4 rows in set (0.00 sec)

Naturally, for this to work your tables must have a column indicating when it was last modified, and you should be certain that the column timestamp is always updated when a row is edited.

The source code is available on Bitbucket. It seems I don’t have the privilege of posting links so you’ll have to search for negge/edbmodified to get to the repository. As it only consists of one file I’ll paste the code here as well. Usage examples can be found in the class’s comment block.

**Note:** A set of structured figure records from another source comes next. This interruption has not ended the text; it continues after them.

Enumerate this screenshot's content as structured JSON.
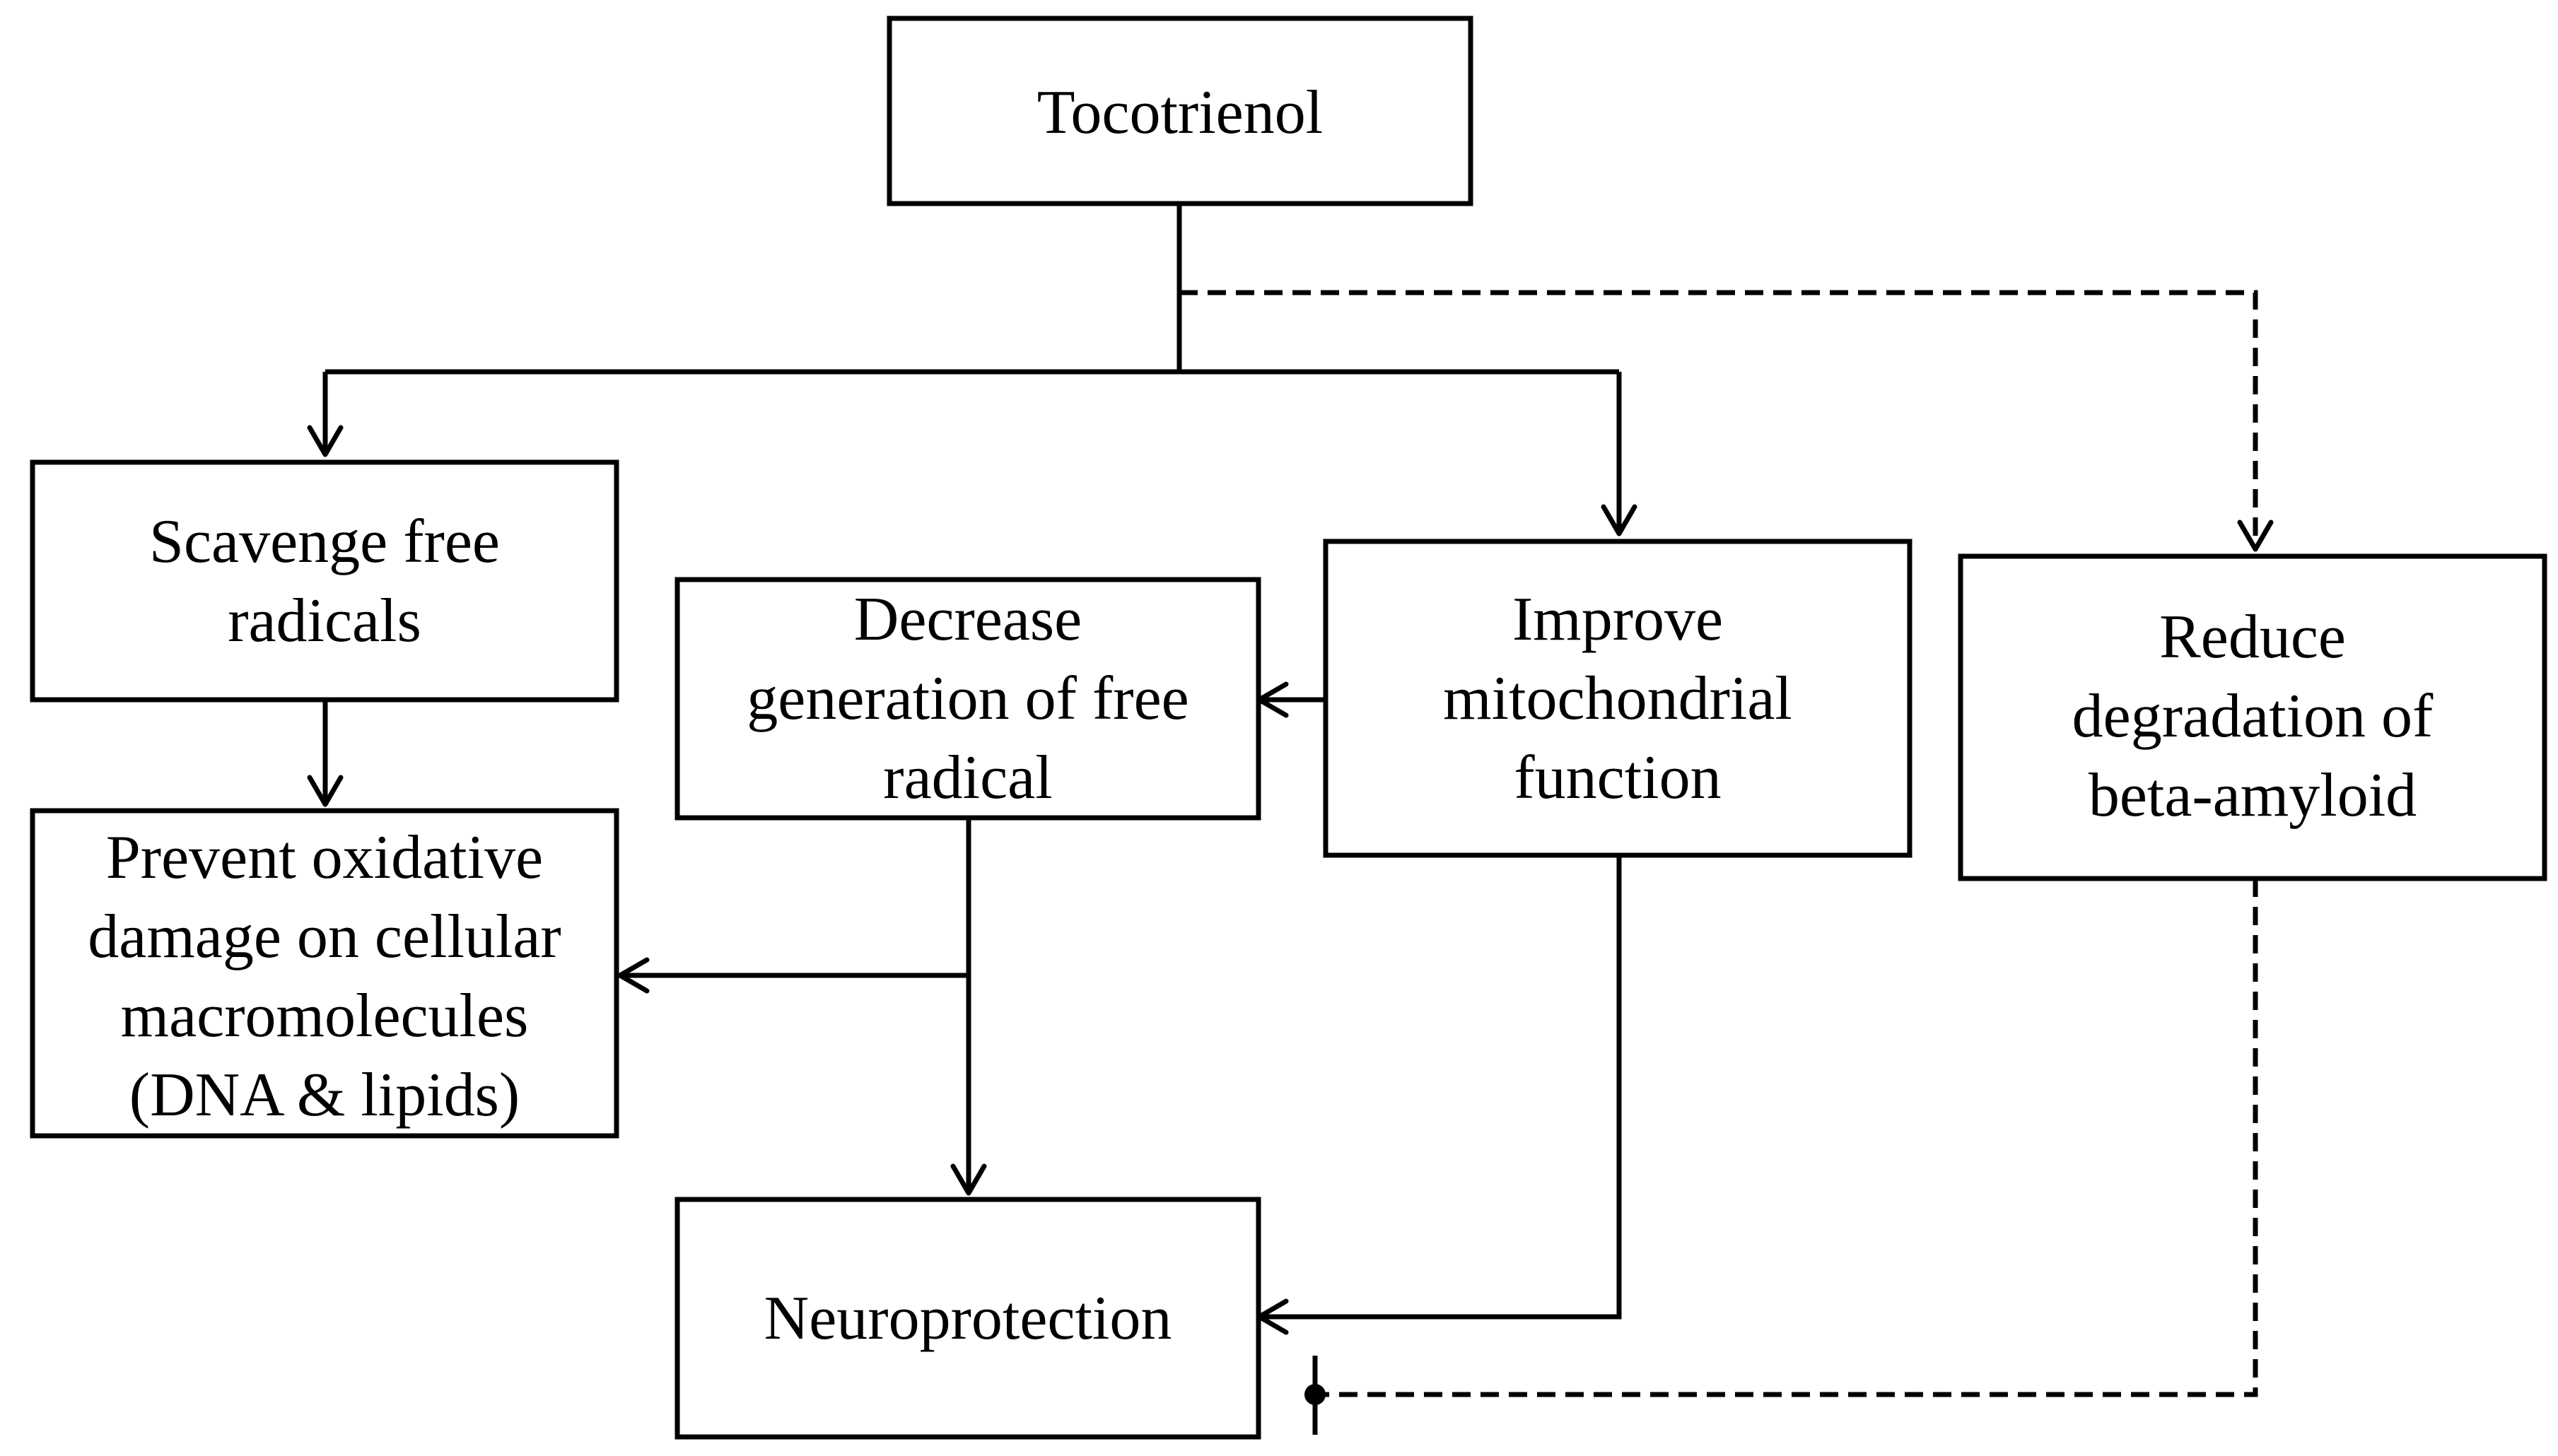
{
  "nodes": {
    "tocotrienol": {
      "lines": [
        "Tocotrienol"
      ]
    },
    "scavenge": {
      "lines": [
        "Scavenge free",
        "radicals"
      ]
    },
    "decrease": {
      "lines": [
        "Decrease",
        "generation of free",
        "radical"
      ]
    },
    "improve": {
      "lines": [
        "Improve",
        "mitochondrial",
        "function"
      ]
    },
    "reduce": {
      "lines": [
        "Reduce",
        "degradation of",
        "beta-amyloid"
      ]
    },
    "prevent": {
      "lines": [
        "Prevent oxidative",
        "damage on cellular",
        "macromolecules",
        "(DNA & lipids)"
      ]
    },
    "neuroprotection": {
      "lines": [
        "Neuroprotection"
      ]
    }
  },
  "edges": [
    {
      "from": "tocotrienol",
      "to": "scavenge",
      "style": "solid",
      "type": "activation"
    },
    {
      "from": "tocotrienol",
      "to": "improve",
      "style": "solid",
      "type": "activation"
    },
    {
      "from": "tocotrienol",
      "to": "reduce",
      "style": "dashed",
      "type": "activation"
    },
    {
      "from": "scavenge",
      "to": "prevent",
      "style": "solid",
      "type": "activation"
    },
    {
      "from": "improve",
      "to": "decrease",
      "style": "solid",
      "type": "activation"
    },
    {
      "from": "decrease",
      "to": "prevent",
      "style": "solid",
      "type": "activation"
    },
    {
      "from": "decrease",
      "to": "neuroprotection",
      "style": "solid",
      "type": "activation"
    },
    {
      "from": "improve",
      "to": "neuroprotection",
      "style": "solid",
      "type": "activation"
    },
    {
      "from": "reduce",
      "to": "neuroprotection",
      "style": "dashed",
      "type": "inhibition"
    }
  ]
}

How to use: but the file somewhere, import it and use it like you would use any other cache dependency.


/**

 * @author Sam Stenvall <sam.stenvall@arcada.fi>

 * @copyright Copyright &copy; Sam Stenvall 2012

 * @license can't post links so I can't link to the copyright notice...

 * 

 * Cache dependency based on the last modified row in a set of tables. It uses 

 * the built-on GREATEST() function when querying multiple tables instead of 

 * the widely used (and much slower) UNION SELECT way.

 * 

 * Usage examples:

 * 

 * // Single table

 * $dep = new EDbModifiedDependency('product');

 * 

 * // Single table with non-default column name

 * $dep = new EDbModifiedDependency('category', 'last_modified');

 * 

 * // Multiple tables

 * $dep = new EDbModifiedDependency(array('product', 'category'));

 * 

 * // Multiple tables with non-default column names

 * $dep = new EDbModifiedDependency(array(

 *     'product', 

 *     array(

 * 	       'table'=>'category',

 *         'modifiedColumn'=>'last_modified',

 *     ),

 * ));

 * 

 */

class EDbModifiedDependency extends CDbCacheDependency

{


	/**

	 * Class constructor.

	 * @param mixed $tables either the name of the table as a string, or an 

	 * array containing table names. When passing an array, the value(s) can 

	 * also be an array with the keys "table" (the table name) and 

	 * "modifiedColumn" (the column name for that table).

	 * @param string $modifiedColumn the column containing the last modified 

	 * timestamp

	 */

	public function __construct($tables, $modifiedColumn = 'modified')

	{

		// Use a simple SELECT MAX for single table or SELECT GREATEST(...) for 

		// multiple.

		if (!is_array($tables))

			$sql = 'SELECT MAX(`'.$modifiedColumn.'`) FROM `'.$tables.'`';

		else

		{

			$greatestParams = array();

			foreach ($tables as $table)

			{

				// Determine column and table name

				$col = is_array($table) ? $table['modifiedColumn'] : $modifiedColumn;

				$tbl = is_array($table) ? $table['table'] : $table;


				$greatestParams[] = '(SELECT MAX(`'.$col.'`) FROM `'.$tbl.'`)';

			}


			$sql = 'SELECT GREATEST('.implode(', ', $greatestParams).')';

		}


		parent::__construct($sql);

	}


}

Hopefully someone will find this useful! I know I did.